From left, Duncan Monkhouse HTCIA President 2011, James Eichbaum, Jim Cook, Aaron Sunseri, and Con Maloney.

The real scenario:

The data obtained from the mobile phones was critical in enabling the jury to visualize and understand the truth in this case.

“After the argument between the couple, a heated text battle ensued throughout the night where Jennifer told Zumot that the relationship was over and that he would need a lawyer and that he was going to have to pay her a lot of money he owed her and to pay for items he had destroyed,” said Eichbaum.

“You are nothing but a selfish, cold-hearted ungrateful human being scam artist liar,” Jennifer wrote in one of the messages.

“U turned part of my heart black,” she also wrote in another message. “Stay the f*** away so I can regain my happiness and satisfaction.”

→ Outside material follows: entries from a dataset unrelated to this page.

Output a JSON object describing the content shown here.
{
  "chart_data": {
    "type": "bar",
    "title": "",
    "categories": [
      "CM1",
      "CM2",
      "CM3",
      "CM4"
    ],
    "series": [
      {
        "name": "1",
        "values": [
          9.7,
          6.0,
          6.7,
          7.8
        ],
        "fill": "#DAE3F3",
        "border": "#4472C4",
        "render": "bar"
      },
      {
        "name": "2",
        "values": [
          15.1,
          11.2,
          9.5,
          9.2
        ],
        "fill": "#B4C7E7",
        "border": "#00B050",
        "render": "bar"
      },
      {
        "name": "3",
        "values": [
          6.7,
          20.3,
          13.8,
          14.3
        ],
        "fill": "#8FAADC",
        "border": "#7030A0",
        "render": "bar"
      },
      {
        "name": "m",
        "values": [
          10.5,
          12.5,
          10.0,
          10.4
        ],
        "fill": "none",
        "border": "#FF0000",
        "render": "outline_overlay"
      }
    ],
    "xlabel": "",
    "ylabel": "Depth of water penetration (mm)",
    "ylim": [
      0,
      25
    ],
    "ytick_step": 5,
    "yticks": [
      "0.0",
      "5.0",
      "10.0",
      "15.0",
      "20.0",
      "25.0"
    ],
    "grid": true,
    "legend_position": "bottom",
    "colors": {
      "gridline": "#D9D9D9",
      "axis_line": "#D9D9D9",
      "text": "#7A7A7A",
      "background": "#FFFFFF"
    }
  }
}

Zumot returned home at around 2:00 a.m., texting Jennifer to let him in. She threatened to call the police if he didn’t go away. Zumot ended up in the house, where he eventually strangled Jennifer to death. The next day, he went to his court-ordered domestic violence class in San Jose. On the way back, he bought a can of gasoline, then went to the home, poured gas on Jennifer’s body. He turned on the stove burners and lit the body on fire. He then left the house and drove to work, expecting the place to blow up. But neighbors saw smoke coming from the home and called 911. Fire crews arrived and put the fire out. Jennifer’s body was found in her bed.

“Zumot had deleted the conversation they had with each other from the night before from both his and her iPhones. Cell tower evidence showed that he had her phone with him while traveling to his domestic violence class,” added Eichbaum. “Zumot had sent messages to her friends and family, pretending to be her, pretending she was still alive.”

Zumot was found guilty of murder and arson and was sentenced to 33 years to life in prison.

The successful prosecution in the ‘People v. Zumot’ case shows how valuable it is to have investigators collaborate closely and to combine both digital and physical evidence.

The officers who worked on the Schipsi murder investigation were honored with the “Case of the Year” award in 2011 from the High Technology Crime Investigation Association (HTCIA).